TeoDaily – Nelle religioni abramitiche, la raffigurazione della divinità tocca aspetti cruciali del culto: proibita nell’ebraismo e nell’islamismo, nel cristianesimo diventa oggetto di riflessione teologica e dogmatica intorno all’VIII secolo. In generale, la questione del conferimento a Dio di una forma visibile contrasta con i suoi attributi di assoluta trascendenza e alterità.
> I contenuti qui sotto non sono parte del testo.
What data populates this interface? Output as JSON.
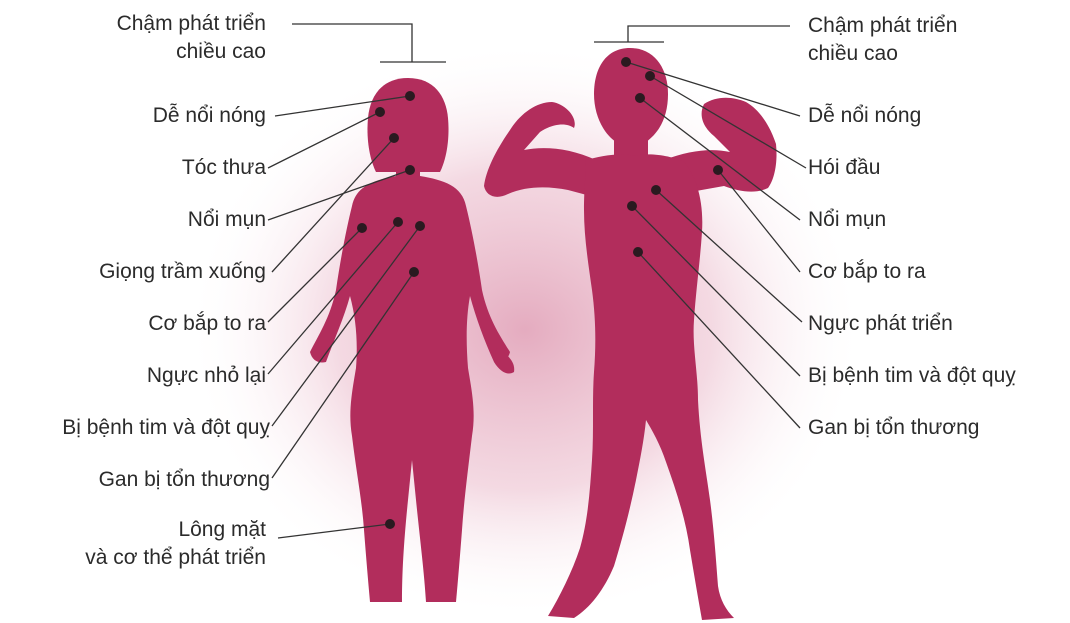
{
  "colors": {
    "body": "#b22d5c",
    "dot": "#2a1a20",
    "line": "#333333",
    "glow": "#ecc2d1",
    "text": "#2b2b2b"
  },
  "female": {
    "labels": [
      {
        "id": "stunted-growth",
        "lines": [
          "Chậm phát triển",
          "chiều cao"
        ]
      },
      {
        "id": "irritability",
        "lines": [
          "Dễ nổi nóng"
        ]
      },
      {
        "id": "thinning-hair",
        "lines": [
          "Tóc thưa"
        ]
      },
      {
        "id": "acne",
        "lines": [
          "Nổi mụn"
        ]
      },
      {
        "id": "deeper-voice",
        "lines": [
          "Giọng trầm xuống"
        ]
      },
      {
        "id": "muscle-growth",
        "lines": [
          "Cơ bắp to ra"
        ]
      },
      {
        "id": "breast-shrink",
        "lines": [
          "Ngực nhỏ lại"
        ]
      },
      {
        "id": "heart-disease-stroke",
        "lines": [
          "Bị bệnh tim và đột quỵ"
        ]
      },
      {
        "id": "liver-damage",
        "lines": [
          "Gan bị tổn thương"
        ]
      },
      {
        "id": "body-hair",
        "lines": [
          "Lông mặt",
          "và cơ thể phát triển"
        ]
      }
    ]
  },
  "male": {
    "labels": [
      {
        "id": "stunted-growth",
        "lines": [
          "Chậm phát triển",
          "chiều cao"
        ]
      },
      {
        "id": "irritability",
        "lines": [
          "Dễ nổi nóng"
        ]
      },
      {
        "id": "baldness",
        "lines": [
          "Hói đầu"
        ]
      },
      {
        "id": "acne",
        "lines": [
          "Nổi mụn"
        ]
      },
      {
        "id": "muscle-growth",
        "lines": [
          "Cơ bắp to ra"
        ]
      },
      {
        "id": "breast-growth",
        "lines": [
          "Ngực phát triển"
        ]
      },
      {
        "id": "heart-disease-stroke",
        "lines": [
          "Bị bệnh tim và đột quỵ"
        ]
      },
      {
        "id": "liver-damage",
        "lines": [
          "Gan bị tổn thương"
        ]
      }
    ]
  }
}
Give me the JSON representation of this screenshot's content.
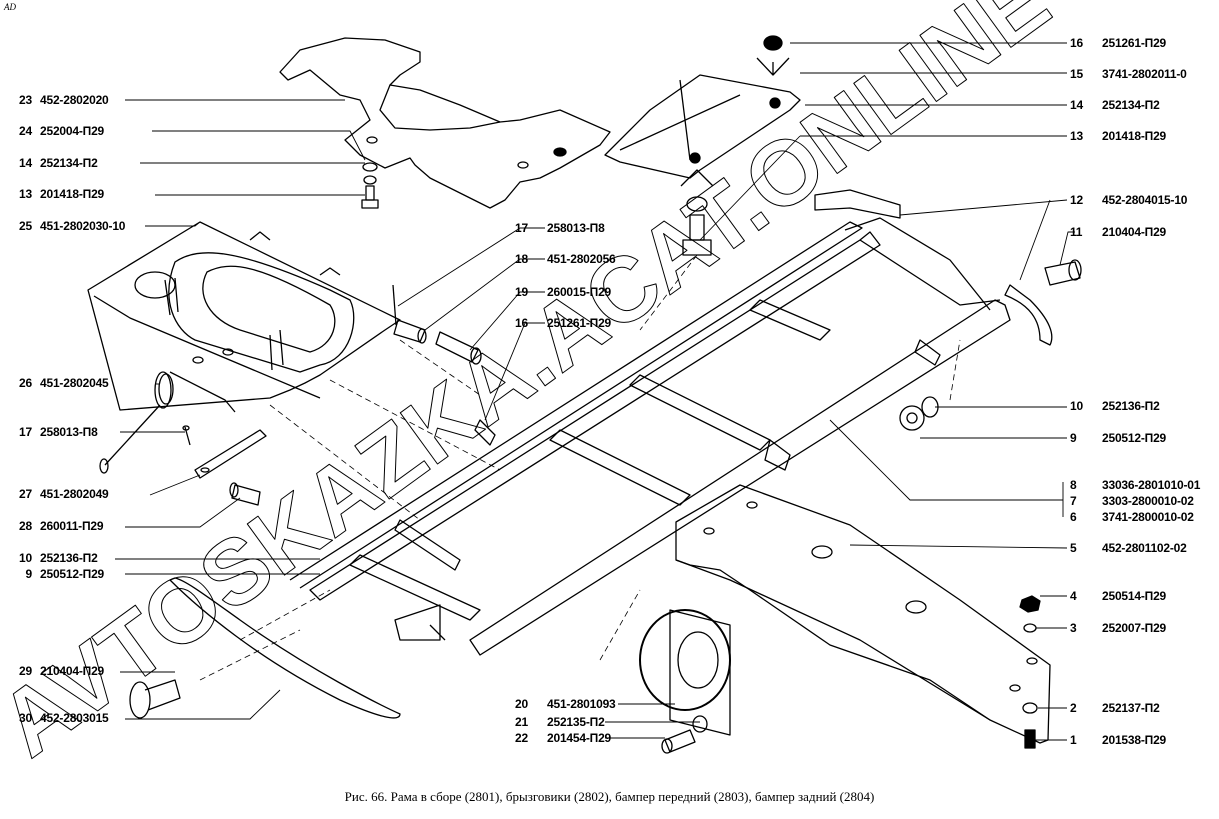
{
  "corner_mark": "AD",
  "watermark": "AVTOSKAZKA.ACAT.ONLINE",
  "caption": "Рис. 66. Рама в сборе (2801), брызговики (2802), бампер передний (2803), бампер задний (2804)",
  "callouts_left": [
    {
      "num": "23",
      "part": "452-2802020"
    },
    {
      "num": "24",
      "part": "252004-П29"
    },
    {
      "num": "14",
      "part": "252134-П2"
    },
    {
      "num": "13",
      "part": "201418-П29"
    },
    {
      "num": "25",
      "part": "451-2802030-10"
    },
    {
      "num": "26",
      "part": "451-2802045"
    },
    {
      "num": "17",
      "part": "258013-П8"
    },
    {
      "num": "27",
      "part": "451-2802049"
    },
    {
      "num": "28",
      "part": "260011-П29"
    },
    {
      "num": "10",
      "part": "252136-П2"
    },
    {
      "num": "9",
      "part": "250512-П29"
    },
    {
      "num": "29",
      "part": "210404-П29"
    },
    {
      "num": "30",
      "part": "452-2803015"
    }
  ],
  "callouts_center": [
    {
      "num": "17",
      "part": "258013-П8"
    },
    {
      "num": "18",
      "part": "451-2802056"
    },
    {
      "num": "19",
      "part": "260015-П29"
    },
    {
      "num": "16",
      "part": "251261-П29"
    },
    {
      "num": "20",
      "part": "451-2801093"
    },
    {
      "num": "21",
      "part": "252135-П2"
    },
    {
      "num": "22",
      "part": "201454-П29"
    }
  ],
  "callouts_right": [
    {
      "num": "16",
      "part": "251261-П29"
    },
    {
      "num": "15",
      "part": "3741-2802011-0"
    },
    {
      "num": "14",
      "part": "252134-П2"
    },
    {
      "num": "13",
      "part": "201418-П29"
    },
    {
      "num": "12",
      "part": "452-2804015-10"
    },
    {
      "num": "11",
      "part": "210404-П29"
    },
    {
      "num": "10",
      "part": "252136-П2"
    },
    {
      "num": "9",
      "part": "250512-П29"
    },
    {
      "num": "8",
      "part": "33036-2801010-01"
    },
    {
      "num": "7",
      "part": "3303-2800010-02"
    },
    {
      "num": "6",
      "part": "3741-2800010-02"
    },
    {
      "num": "5",
      "part": "452-2801102-02"
    },
    {
      "num": "4",
      "part": "250514-П29"
    },
    {
      "num": "3",
      "part": "252007-П29"
    },
    {
      "num": "2",
      "part": "252137-П2"
    },
    {
      "num": "1",
      "part": "201538-П29"
    }
  ]
}
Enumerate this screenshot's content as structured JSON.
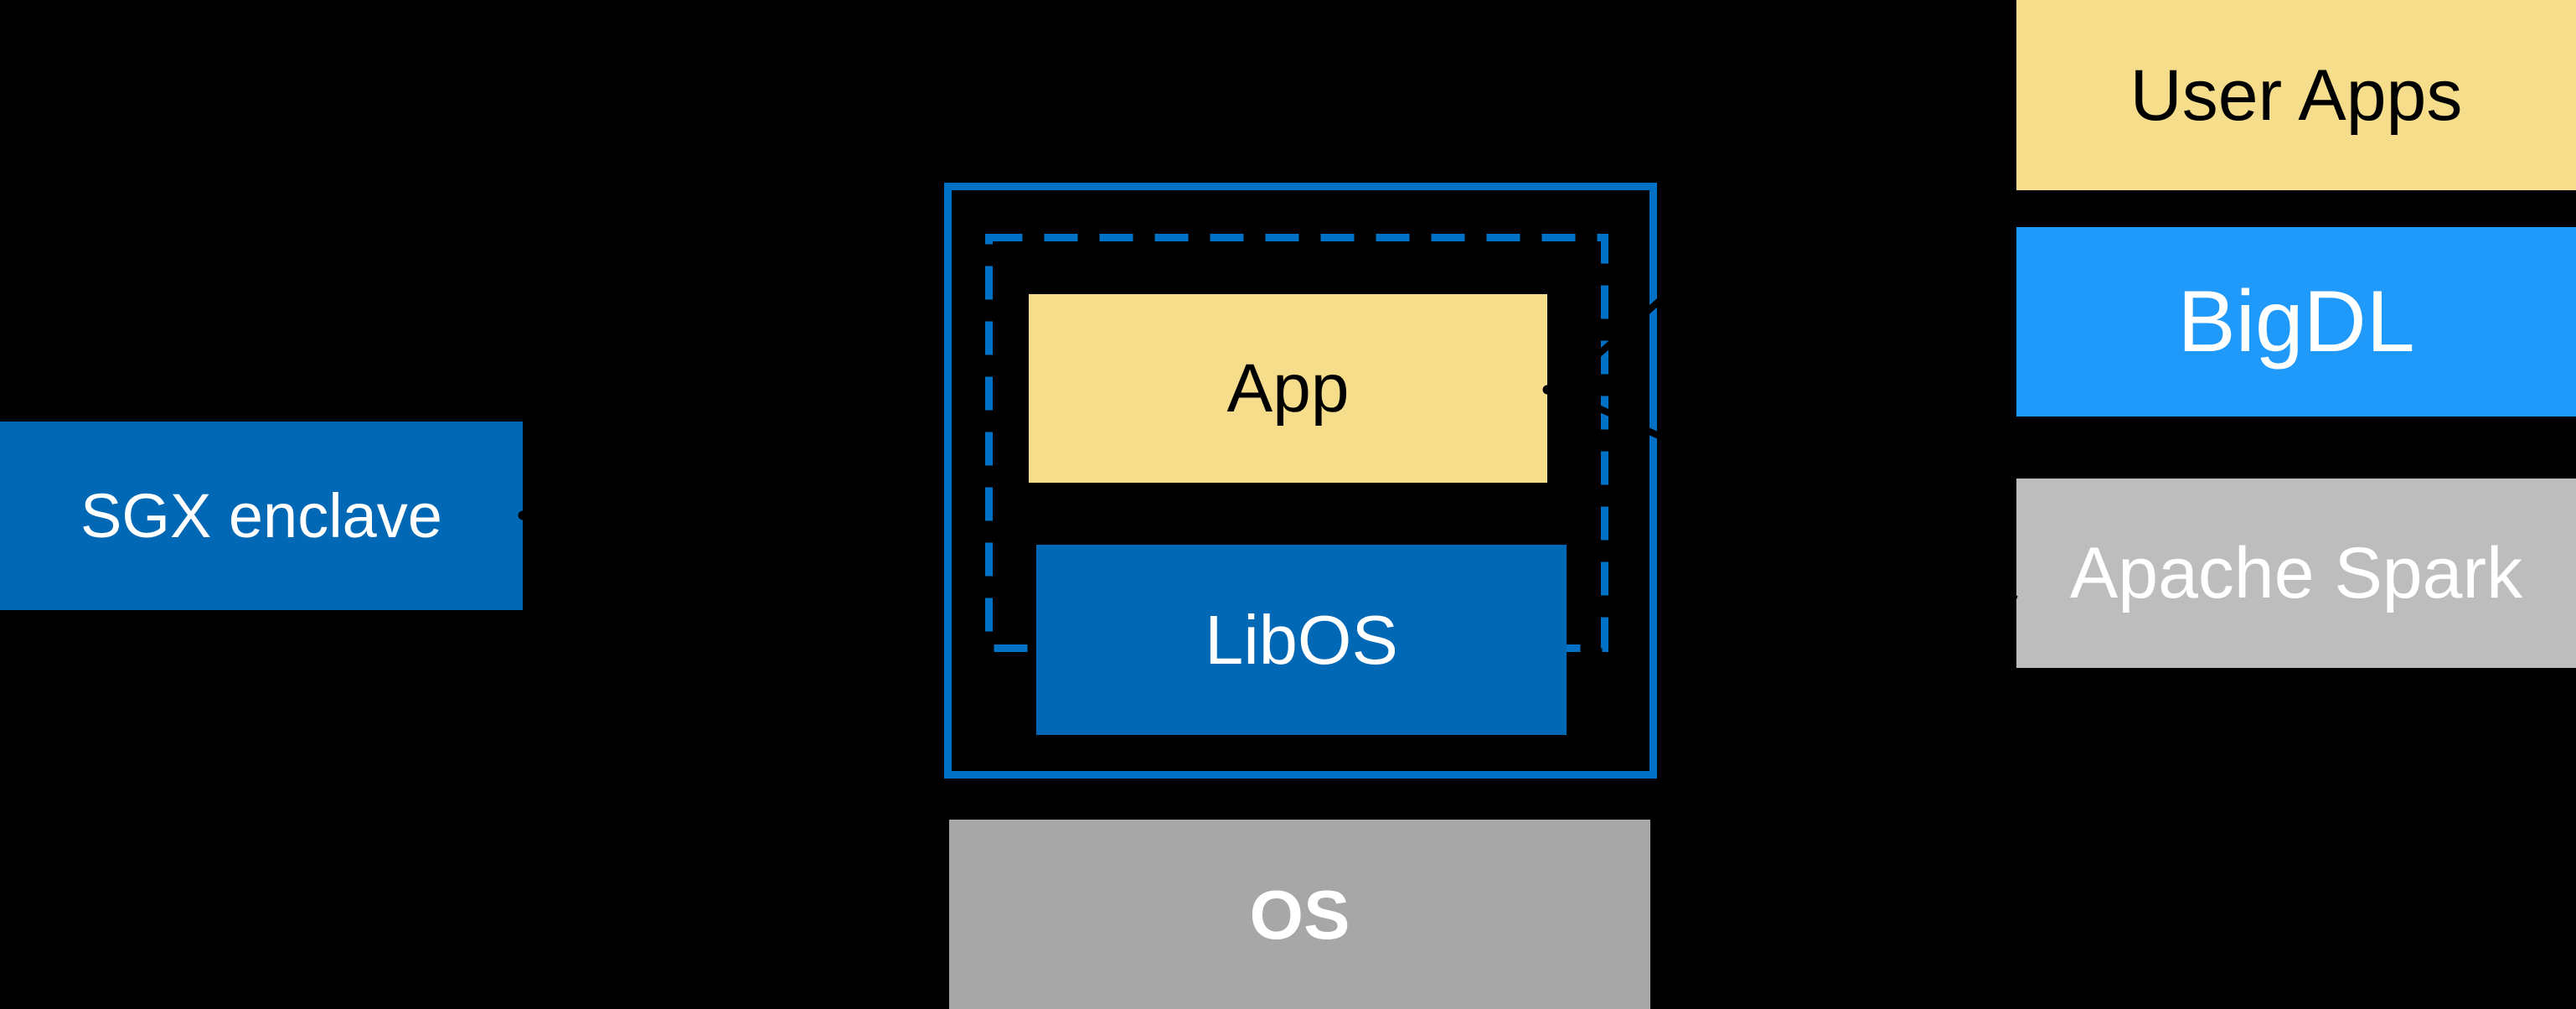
{
  "labels": {
    "sgx": "SGX enclave",
    "app": "App",
    "libos": "LibOS",
    "os": "OS",
    "user_apps": "User Apps",
    "bigdl": "BigDL",
    "spark": "Apache Spark"
  },
  "colors": {
    "canvas_bg": "#000000",
    "intel_blue": "#0068B5",
    "border_blue": "#0071C5",
    "bigdl_blue": "#1F9AFA",
    "app_yellow": "#F6DD8C",
    "os_gray": "#A7A7A7",
    "spark_gray": "#BDBDBD",
    "text_light": "#FFFFFF",
    "text_dark": "#000000",
    "connector_black": "#000000"
  }
}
Posso dare un sembiante a ciò che oltrepassa ogni concetto, ogni misura, ogni comprensione?
Nella società bizantina, tuttavia, l’adorazione delle immagini sacre era una pratica molto diffusa, che ad un certo momento s’impose all’attenzione delle autorità ecclesiastiche, anche a causa della crescente pressione esercitata dalla religione musulmana, che professava il più severo aniconismo (divieto di realizzare immagini, in questo caso della divinità).
A scuola si studiano le alterne vicende che accompagnarono la normazione teologica delle cosiddette icone: dal concilio di Hieria (754) che ne sancì la proibizione, a quello di Nicea (787), che ne legittimò il culto (nella forma della “venerazione”).
La storia e la fortuna dell’iconologia sarebbero proseguite con lo scisma d’Oriente (1054), per divenire un tratto fondamentale della spiritualità ortodossa.
Se nella Chiesa cattolica, ancora ai giorni nostri, l’immagine sacra è comunemente intesa come un commento o un corredo illustrativo della Parola, a Oriente l’icona possiede un valore ‘rivelativo’ paragonabile a quello delle stesse Scritture: essa è una concreta testimonianza dell’incarnazione divina. Non raffigurazione somigliante, quindi, ma proprio un annunciarsi del divino nella materia lignea e pittorica, la quale, pur non ‘contenendolo’, costituisce un tramite efficace verso di esso.
In epoca a noi più prossima, chi pervenne alle conclusioni più nette in materia iconologica fu probabilmente il filosofo, teologo, scienziato e matematico Pavel Florenskij (assassinato nel 1937 dal regime comunista sovietico). Florenskij giunse ad affermare che per svolgere la sua funzione di ‘tramite’ col divino, l’icona non può essere un richiamo estrinseco a ciò che raffigura, ma deve costituire essa stessa “un fatto di natura divina”. I pittori di icone, in questa concezione, non sono infatti gli autori delle immagini. Almeno, non come lo sono gli artigiani che realizzano oggetti d’uso, o gli artisti che compongono opere d’arte. Il loro compito è adoperarsi per rimuovere gli ostacoli che impediscono il disvelamento. E il disvelamento altro non può essere che il rendersi presente di Dio nell’immagine.
Si fa così strada il tema – centrale in Florenskij – della luce. L’icona è descritta come una “finestra” attraverso la quale l’uomo contempla il divino. La luce che si effonde attraverso di essa, che riverbera tra gli ori dei pigmenti, non è un vettore, non è il mezzo che rende possibile la visione: è Dio.

Se simili affermazioni siano compatibili con la dogmatica cristiana o se al contrario presentino rischi di grave eterodossia (sconfinando ad esempio nell’idolatria dell’immagine), e se il pittore d’icone diventi una specie di teurgo, un mago che “opera sulla divinità” per conseguire finalità proprie, è materia di dibattito tra i commentatori.
A rigore però Florenskij non cade in nessuna di queste trappole. Il secondo concetto chiave della sua analisi è quello di “simbolo”: un significante (oggetto, segno, opera) che tiene insieme immanenza e trascendenza, sensibilità e spiritualità, umano e divino, figurando il miracolo della Rivelazione e dell’Incarnazione.
L’icona, simbolo per eccellenza, è parte di questo profondo mistero ermeneutico.